In the interim, we already have what could be classified as -- albeit in a very loose sense of the word -- cooperative fiction by man-machine collaborations. Writers use programs like Final Draft and Scrivener to help them keep track of characters and plot points, notes, formats, outlines, etc. It's not a huge stretch to imagine future iterations of these programs that offer algorithmically-guided notes on the structure, settings, consistencies and inconsistencies, etc., as the author is writing or editing. In the same way that a word processor runs automatic spell check, these programs might someday run automatic plot check (Imagine some dystopian, futuristic version of Clippy: "It looks like you're writing a science fiction novel; do you want some structural templates?")


Could this be done in reverse by software? Instead of story-generating engine, automated identification of the plot line, character profile. Basically automatically building the database you mentioned by feeding already written fiction. I think a larger business may be in building such a repository. Story generating engine will commoditize fiction creation.
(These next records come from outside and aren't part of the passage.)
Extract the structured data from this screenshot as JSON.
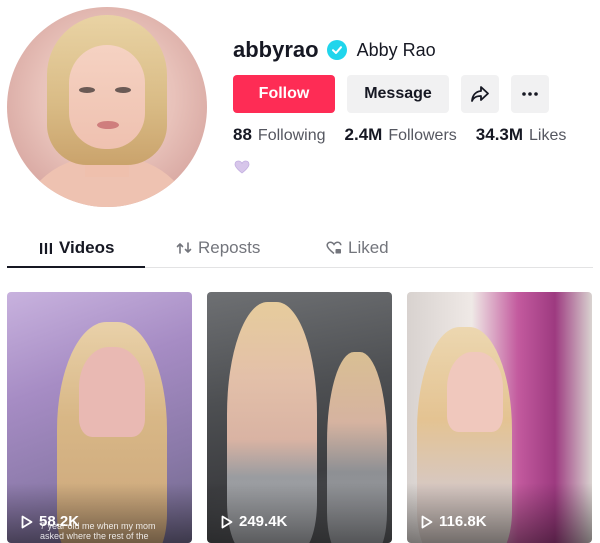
{
  "profile": {
    "username": "abbyrao",
    "nickname": "Abby Rao",
    "follow_label": "Follow",
    "message_label": "Message",
    "verified": true,
    "bio_emoji": "💜"
  },
  "stats": [
    {
      "value": "88",
      "label": "Following"
    },
    {
      "value": "2.4M",
      "label": "Followers"
    },
    {
      "value": "34.3M",
      "label": "Likes"
    }
  ],
  "tabs": [
    {
      "label": "Videos",
      "icon": "grid-icon",
      "active": true
    },
    {
      "label": "Reposts",
      "icon": "repost-icon",
      "active": false
    },
    {
      "label": "Liked",
      "icon": "heart-icon",
      "active": false
    }
  ],
  "videos": [
    {
      "views": "58.2K",
      "caption": "7 year old me when my mom asked where the rest of the"
    },
    {
      "views": "249.4K",
      "caption": ""
    },
    {
      "views": "116.8K",
      "caption": ""
    }
  ],
  "colors": {
    "accent": "#fe2c55",
    "verified": "#20d5ec",
    "text_primary": "#161823",
    "text_secondary": "#73757c"
  }
}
I think that there are far fewer plot devices, character stereotypes, and background scenes for fiction than you expect. There are enough though to have, at least, 100s of millions of possible combinations. And those combinations are where the "creative" novelty of fiction novels arises.

For example, let us suppose that at the end of Braveheart, instead of getting disemboweled, Optimus Prime flys down out of the sky, kills the executioner, saves Mel Gibson, and lays waste to the English forces; thus allowing Mel Gibson to have his revenge and to ride off into the sunset with the English queen. Creative? Sure. Formulaic? Yes!

I think that a few Google searches would reveal lists of the majority of the different story components


I wrote a project proposal for this (though I went with a different project) and there's some existing work. Email me and I'll send it to you.


This sounds really interesting. If you do this, can you post your progress and results?


Sure.

I've been thinking of taking a stab at Romance novels first because they tend to be very formulaic and are a surprisingly profitable fiction niche.


I think Mills and Boons titles are probably generated by a very simple grammar: The [Nationality] [High-powered Profession]'s [Asdjective for Sexy] [Synonym for Lover]. Eg The Turkish Millionaire's Sultry Mistress, The North Korean Cadre's Sleazy Hooker, etc.

But I think your project could be AI-hard - to write a compelling story you'd need to have a virtual world with virtual characters with virtual psychologies. You'd need to be able to model complicated stuff like "Romeo knows Juliet thinks he is already dead", and simple stuff like "If Romeo is under Juliet's balcony, he can't see her until he climbs up". Interesting project though.


Good point. I wonder if you could specify pre-/post-requirements for plot devices to make the scenarios you described easier to handle.


I think Hollywood has been using a program like this to generate movies for the last 5 years at least.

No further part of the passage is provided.